Patients can access information and services throughout their disease trajectory from diagnosis onwards. COPDSI work complements the work of the integrated care programme and model of care for chronic disease as much of its work focuses on providing services that supports those to live well and education on self-management. Equally it is a great source of knowledge for those who are undiagnosed and may want to learn a bit more about the disease and then seek help. Those who seek advice and are supported through various channels often are better equipped to manage their condition and COPDSI can support this.
It is important that those of us working in healthcare are aware of supports available to our patients and can sign post patients and their families to the resources available. COPDSI has recently sent correspondence to Respiratory physicians of the valuable services it provides to help support their patients and this in turn can support the health service.
Services provided by COPDSI include:
COPD Adviceline 1800 83 21 46 is a HSE funded freephone service, delivered with the Asthma Society of Ireland; for people who want to discuss or learn more about their COPD and its Self-Management from a specialist respiratory nurse or physiotherapist. It is a valuable resource for patients and their families to learn more about COPD.
COPD & Me Exercise Programme
COPDSI developed a community-based COPD exercise programme delivered by fitness professionals. Classes take place weekly, either virtually, or in person at a local support group location. Participation in these classes has been shown to increase exercise capacity & gait speed and to reduce anxiety. You can refer patients to the COPD & Me exercise programme through the HCP referral link on www.copd.ie
COPD & Me Book
Is a comprehensive patient information and Self-Management education Book. Designed in collaboration with the Respiratory National Clinical Programme and supported by the Chronic Disease Management Programme, this book is now available to HSE COPD services nationally during 2022. To order copies, email info@copd.ie.
Sing Strong – Singing for better Lung Health
In COPD Self-Management, airway clearance and breathing control are taught to help control dyspnoea. Sing Strong is a novel, fun and popular way to learn and implement these techniques through singing. Created by vocal coach Ms. Ciara Meade and lecturer of cardiovascular and respiratory physiotherapy, Dr.
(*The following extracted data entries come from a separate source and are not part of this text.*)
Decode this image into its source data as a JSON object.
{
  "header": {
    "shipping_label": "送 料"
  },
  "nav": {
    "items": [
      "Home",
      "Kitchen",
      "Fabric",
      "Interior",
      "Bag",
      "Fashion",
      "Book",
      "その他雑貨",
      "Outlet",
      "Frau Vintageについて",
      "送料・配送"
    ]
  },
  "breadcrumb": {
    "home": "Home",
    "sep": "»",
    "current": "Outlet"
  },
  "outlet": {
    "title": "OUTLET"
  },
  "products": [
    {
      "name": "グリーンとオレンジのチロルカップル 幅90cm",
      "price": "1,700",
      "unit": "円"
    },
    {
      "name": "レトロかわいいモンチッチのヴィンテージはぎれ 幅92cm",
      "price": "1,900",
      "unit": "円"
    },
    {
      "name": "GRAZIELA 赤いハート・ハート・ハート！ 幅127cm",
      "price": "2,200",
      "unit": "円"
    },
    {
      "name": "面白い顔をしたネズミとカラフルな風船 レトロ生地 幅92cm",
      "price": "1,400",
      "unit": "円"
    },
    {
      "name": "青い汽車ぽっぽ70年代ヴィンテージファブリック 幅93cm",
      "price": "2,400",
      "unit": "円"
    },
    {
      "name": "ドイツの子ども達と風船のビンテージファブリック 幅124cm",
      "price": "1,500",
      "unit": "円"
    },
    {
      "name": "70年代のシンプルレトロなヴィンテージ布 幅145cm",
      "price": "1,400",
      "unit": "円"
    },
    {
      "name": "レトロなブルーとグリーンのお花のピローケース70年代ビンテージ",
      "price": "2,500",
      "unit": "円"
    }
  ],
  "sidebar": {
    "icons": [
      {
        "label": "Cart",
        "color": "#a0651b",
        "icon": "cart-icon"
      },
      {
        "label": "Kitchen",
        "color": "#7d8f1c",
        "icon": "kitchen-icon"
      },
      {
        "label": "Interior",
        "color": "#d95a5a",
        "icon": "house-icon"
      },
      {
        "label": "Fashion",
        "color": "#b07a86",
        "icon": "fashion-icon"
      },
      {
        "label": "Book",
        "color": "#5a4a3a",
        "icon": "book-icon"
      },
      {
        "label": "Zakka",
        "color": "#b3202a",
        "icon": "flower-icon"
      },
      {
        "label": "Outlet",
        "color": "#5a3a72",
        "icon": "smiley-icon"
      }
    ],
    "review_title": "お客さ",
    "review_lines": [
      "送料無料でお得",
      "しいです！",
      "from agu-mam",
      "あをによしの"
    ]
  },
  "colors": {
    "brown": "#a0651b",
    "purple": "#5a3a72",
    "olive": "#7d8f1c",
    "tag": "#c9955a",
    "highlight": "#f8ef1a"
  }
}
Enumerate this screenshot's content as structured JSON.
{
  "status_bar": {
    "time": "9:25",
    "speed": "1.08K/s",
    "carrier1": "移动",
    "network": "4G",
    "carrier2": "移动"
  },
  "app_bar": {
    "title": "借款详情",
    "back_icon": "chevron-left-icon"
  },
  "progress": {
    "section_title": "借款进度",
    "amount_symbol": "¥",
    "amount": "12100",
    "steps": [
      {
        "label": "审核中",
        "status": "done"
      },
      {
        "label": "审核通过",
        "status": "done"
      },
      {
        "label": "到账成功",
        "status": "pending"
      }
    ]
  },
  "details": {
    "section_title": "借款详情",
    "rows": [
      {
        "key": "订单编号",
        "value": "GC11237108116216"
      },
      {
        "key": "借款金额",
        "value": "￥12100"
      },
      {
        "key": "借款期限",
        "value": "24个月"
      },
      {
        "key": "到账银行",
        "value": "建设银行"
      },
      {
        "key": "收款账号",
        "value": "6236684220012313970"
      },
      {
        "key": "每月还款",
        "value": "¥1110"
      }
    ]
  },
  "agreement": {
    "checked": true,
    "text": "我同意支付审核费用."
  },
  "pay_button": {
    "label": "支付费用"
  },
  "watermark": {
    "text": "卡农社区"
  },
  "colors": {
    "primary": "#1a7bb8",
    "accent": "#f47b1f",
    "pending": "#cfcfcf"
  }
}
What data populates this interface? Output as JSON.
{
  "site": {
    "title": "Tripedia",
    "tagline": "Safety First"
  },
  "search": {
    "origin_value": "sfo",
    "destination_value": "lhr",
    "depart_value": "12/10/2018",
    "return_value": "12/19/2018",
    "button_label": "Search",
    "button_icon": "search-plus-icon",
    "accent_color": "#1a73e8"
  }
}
Roisin Cahalan, SingStrong is delivered virtually or in person, over 10-weeks through COPDSI.
In conclusion the rolling out of the national framework for integrated prevention and management of Chronic Disease and Model of care for COPD is a welcome development for those suffering and or at risk of developing COPD. Care and services which meets population health needs will be accessible and available and not a post code lottery service of services available in certain locations. COPDSI is a valuable resource to both HCP’s and patients and its work needs to be communicated to those who may benefit from its services.